The beleaguered nation is using the details resulting from the process to try to trace and notify the families of the dead, in an act Ukraine says is aimed at piercing Russia’s wartime information filter.

While this kind of artificial intelligence could offer closure to families who have been denied it by fog of war or Kremlin secrecy, the potential for errors is vast and consequential.

“If you’re a Russian parent told your child was killed when it’s not true, that enters into a complex ethical dilemma,” said Jim Hendler, director of the Institute for Data Exploration and Applications at Rensselaer Polytechnic. Institute in New York.
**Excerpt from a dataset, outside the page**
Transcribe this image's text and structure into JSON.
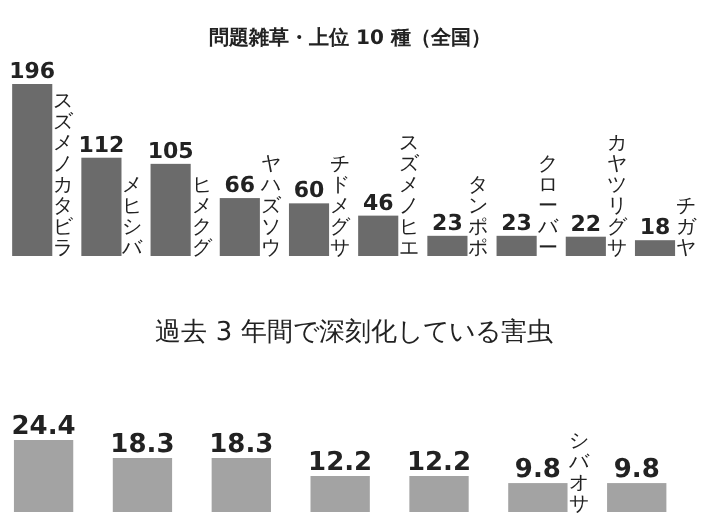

State.

US company Clearview AI, often criticized by privacy advocates, says it has given Ukrainian officials free access to its service which matches images from the internet with images uploaded by users trying to identify someone.

“Ukrainian officials who have been given access to Clearview AI have expressed their excitement, and we are waiting to hear more,” said Hoan Ton-That, co-founder and CEO of the company, in a statement.

Ukrainian Deputy Prime Minister Mykhailo Fedorov wrote on Wednesday that his country was using “artificial intelligence” to search social media for profiles of Russian soldiers using images of their bodies, then reporting their deaths to loved ones.

He added that one of the aims was to “dispel the myth of a ‘special operation'”, referring to Moscow’s insistence that the invasion and the war be designated as such.

Ukrainian authorities did not respond to AFP requests for more information on Fedorov’s statement.

“Well Known Problems”

The latest official Kremlin death toll was just under 500 soldiers killed, but that hasn’t been updated for weeks and NATO officials have reportedly estimated the number of Russian soldiers dead, wounded, missing or otherwise out of action at 40,000.

News of the soldiers’ deaths and their funerals appeared in local Russian media, with reports that officials told families roughly where the deceased fell, but few other details.

Facial recognition comes to war as a technology that has encountered significant and sustained doubts, ranging from its intrusion into people’s privacy to criticism that it can misidentify people of color.

Experts have noted that facial recognition can be particularly problematic when used on the dead, especially after battlefield injuries leave people looking very different from a smiling, well-lit photo of a marriage, for example.

“One of the most well-known problems with facial recognition technology is that it’s not perfect, and it will make mistakes, and in some cases those misidentifications can be life changing,” said said Eric Goldman, co-director of the High Tech Law Institute at Santa Clara University School of Law.

Yet he noted that long after wars have ended, many families do not know what happened to their loved ones who went into battle and were never seen again, and noted the technology’s potential usefulness in these cases.

“We can imagine a situation where the ability to reduce the number of people missing in action would be really useful,” he added, although he noted that facial recognition may not be the right one. solution.

In a letter offering its services to Ukrainian authorities, Clearview – constructed with images from public websites and which it touts as a tool for law enforcement – ​​argued that this would indeed be very helpful.

The company, which Italy fined 20 million euros (nearly $22 million) earlier this month over its software, said its database includes some two billion images from VK, the Russian equivalent of Facebook, and can help identify the dead without the need for information like fingerprints.

As for its ability to accurately identify the deceased, Clearview claimed to work “effectively regardless of any facial damage that may have occurred”, he added, although AFP could not verify this claim. independently.